Don't lose sleep over it. No really, don't.

You may know that not getting enough shut-eye is bad for you, but a recent study has revealed just how bad.

British researchers published a study that showed how just a week of missed sleep screwed with more than 700 genes, triggering a cascade of negative health effects.

Conducted at Surrey University, the study was published in the Proceedings of the National Academy of Sciences.

It was the first experiment to investigate the direct effects of sleep deprivation on the human “transcriptome.” The transcriptome comprises all the messenger RNA molecules tasked with transcribing genetic information from DNA to form proteins.

The study featured 26 healthy volunteers. Half of those participants were allowed only six hours of sleep per night for seven consecutive nights, while the other half were allowed 10 hours — that's generous, if you ask us.

Throughout the week-long study, the quality of participants’ sleep was evaluated on a nightly basis.
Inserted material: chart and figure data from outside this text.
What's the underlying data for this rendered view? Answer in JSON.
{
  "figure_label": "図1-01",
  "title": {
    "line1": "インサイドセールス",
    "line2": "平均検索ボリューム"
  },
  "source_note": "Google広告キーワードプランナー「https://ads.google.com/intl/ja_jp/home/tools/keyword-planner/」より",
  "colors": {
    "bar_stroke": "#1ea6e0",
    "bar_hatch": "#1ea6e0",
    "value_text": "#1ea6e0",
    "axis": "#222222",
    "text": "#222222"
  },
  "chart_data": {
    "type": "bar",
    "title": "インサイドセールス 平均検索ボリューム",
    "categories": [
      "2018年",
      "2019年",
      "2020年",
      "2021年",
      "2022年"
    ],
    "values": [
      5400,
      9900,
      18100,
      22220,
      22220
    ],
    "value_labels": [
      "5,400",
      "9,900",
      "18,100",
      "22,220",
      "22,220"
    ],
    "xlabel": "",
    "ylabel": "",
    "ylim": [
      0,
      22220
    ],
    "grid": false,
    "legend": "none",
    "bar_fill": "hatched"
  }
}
Cognitive tests and questionnaires were given throughout the day. Researchers also measured participants’ levels of melatonin, the hormone responsible for regulating our day-night cycles.
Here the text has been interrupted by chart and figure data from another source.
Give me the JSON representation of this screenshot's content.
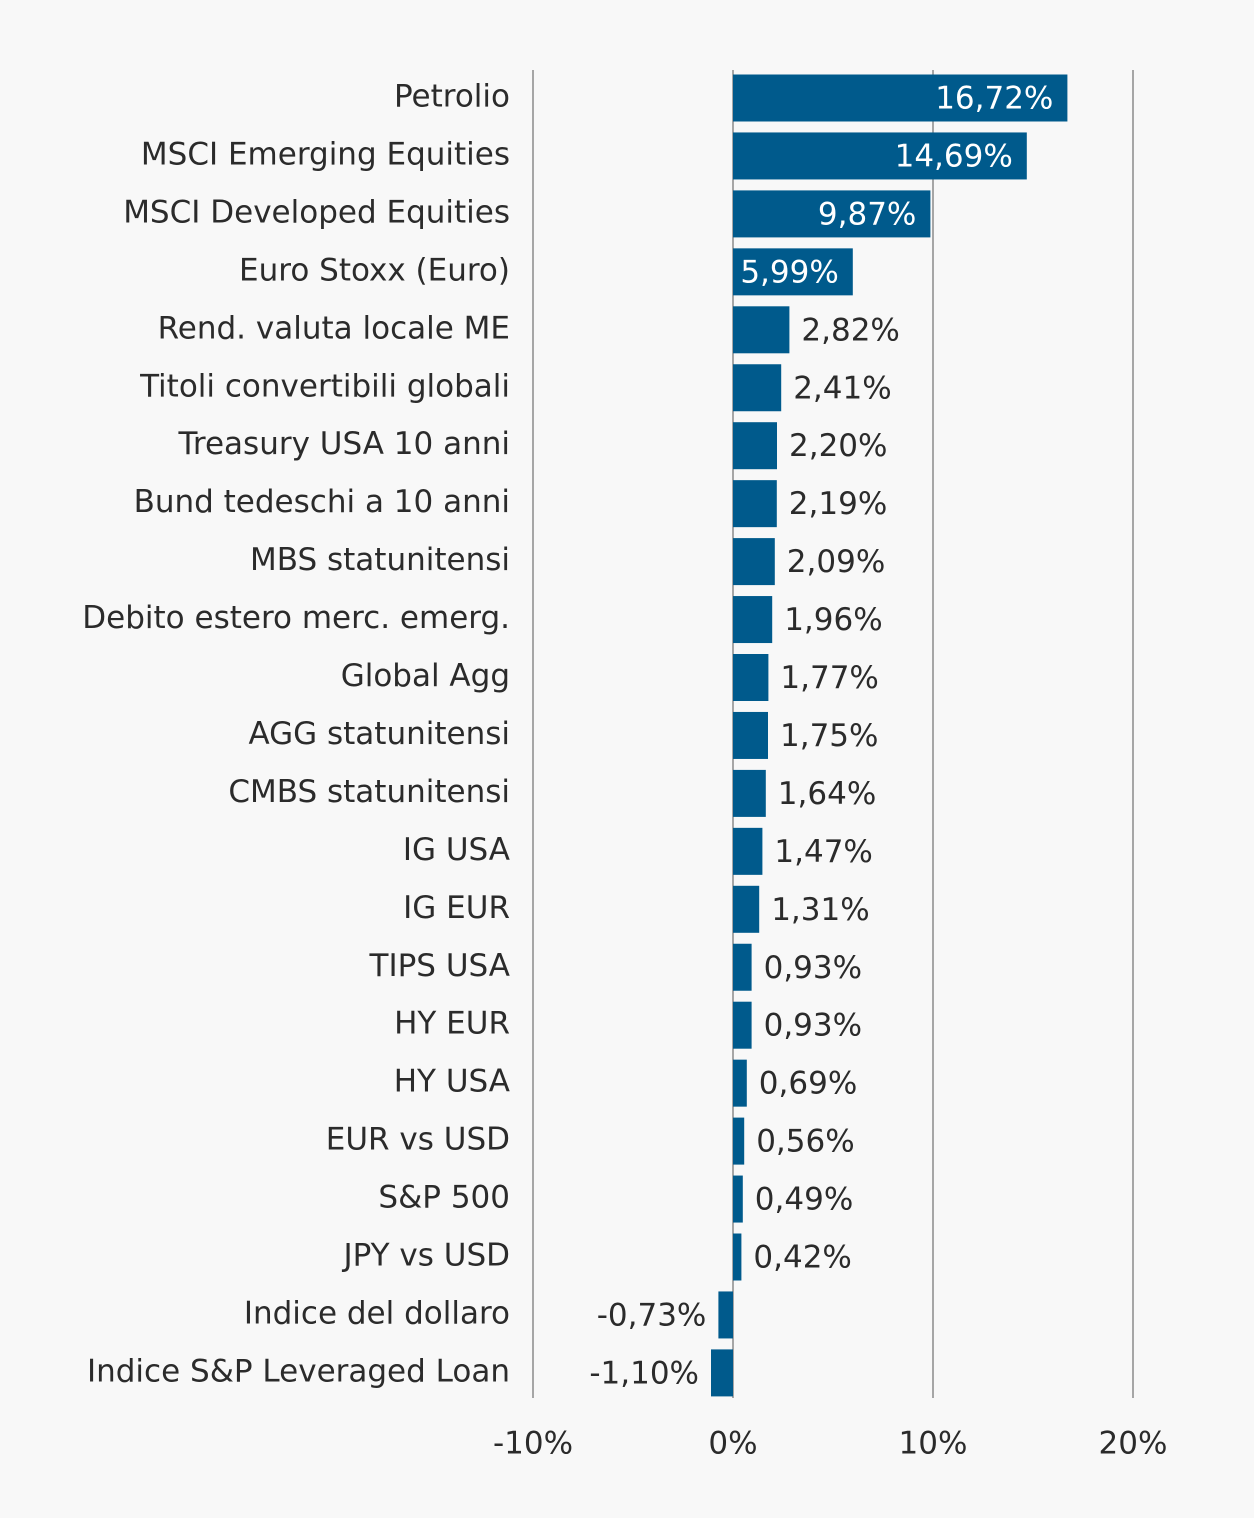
{
  "chart_data": {
    "type": "bar",
    "orientation": "horizontal",
    "categories": [
      "Petrolio",
      "MSCI Emerging Equities",
      "MSCI Developed Equities",
      "Euro Stoxx (Euro)",
      "Rend. valuta locale ME",
      "Titoli convertibili globali",
      "Treasury USA 10 anni",
      "Bund tedeschi a 10 anni",
      "MBS statunitensi",
      "Debito estero merc. emerg.",
      "Global Agg",
      "AGG statunitensi",
      "CMBS statunitensi",
      "IG USA",
      "IG EUR",
      "TIPS USA",
      "HY EUR",
      "HY USA",
      "EUR vs USD",
      "S&P 500",
      "JPY vs USD",
      "Indice del dollaro",
      "Indice S&P Leveraged Loan"
    ],
    "values": [
      16.72,
      14.69,
      9.87,
      5.99,
      2.82,
      2.41,
      2.2,
      2.19,
      2.09,
      1.96,
      1.77,
      1.75,
      1.64,
      1.47,
      1.31,
      0.93,
      0.93,
      0.69,
      0.56,
      0.49,
      0.42,
      -0.73,
      -1.1
    ],
    "value_labels": [
      "16,72%",
      "14,69%",
      "9,87%",
      "5,99%",
      "2,82%",
      "2,41%",
      "2,20%",
      "2,19%",
      "2,09%",
      "1,96%",
      "1,77%",
      "1,75%",
      "1,64%",
      "1,47%",
      "1,31%",
      "0,93%",
      "0,93%",
      "0,69%",
      "0,56%",
      "0,49%",
      "0,42%",
      "-0,73%",
      "-1,10%"
    ],
    "xlim": [
      -10,
      20
    ],
    "xticks": [
      -10,
      0,
      10,
      20
    ],
    "xtick_labels": [
      "-10%",
      "0%",
      "10%",
      "20%"
    ],
    "title": "",
    "xlabel": "",
    "ylabel": "",
    "grid": "vertical",
    "legend": "none",
    "colors": {
      "bar": "#005a8c",
      "grid": "#a6a6a6",
      "text": "#2b2b2b",
      "label_inside": "#ffffff",
      "background": "#f8f8f8"
    }
  }
}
By the end of the week, both groups were kept awake for a 40-hour period. Blood RNA samples were collected, and participants were allotted a full 12 hours of sleep to recover.

Analysis revealed that the regular activity of 711 genes either intensified or decreased for participants who had sustained the week of insufficient sleep. These changes in gene expression can have wide-ranging and dramatic effects in the body.

The genes altered played a role in regulating stress responses, metabolism, and the biological clock. Many were involved in maintaining circadian rhythms — that is, the timing of common biological functions such as sleeping and digestion. Others had a hand in gene regulation, meaning that chronic sleep deprivation could cause even greater genetic changes over time.

Researchers also found that sleep-deprived participants performed poorer when tested for memory, cognition, and attention. They may call it beauty sleep but clearly it has other functions.

Scientists have long known about the connection between long-term sleep loss and diseases such as type 2 diabetes, obesity, high blood pressure, heart disease, and other chronic health conditions.

Poor sleep is even associated with lower life expectancy. Meta-data from several studies revealed that getting less than five hours of sleep can increase the risk of mortality — from all causes — by a whopping 15 percent.

But the English study was the first of its kind to suggest that short-term sleep loss can have a profound impact on gene expression.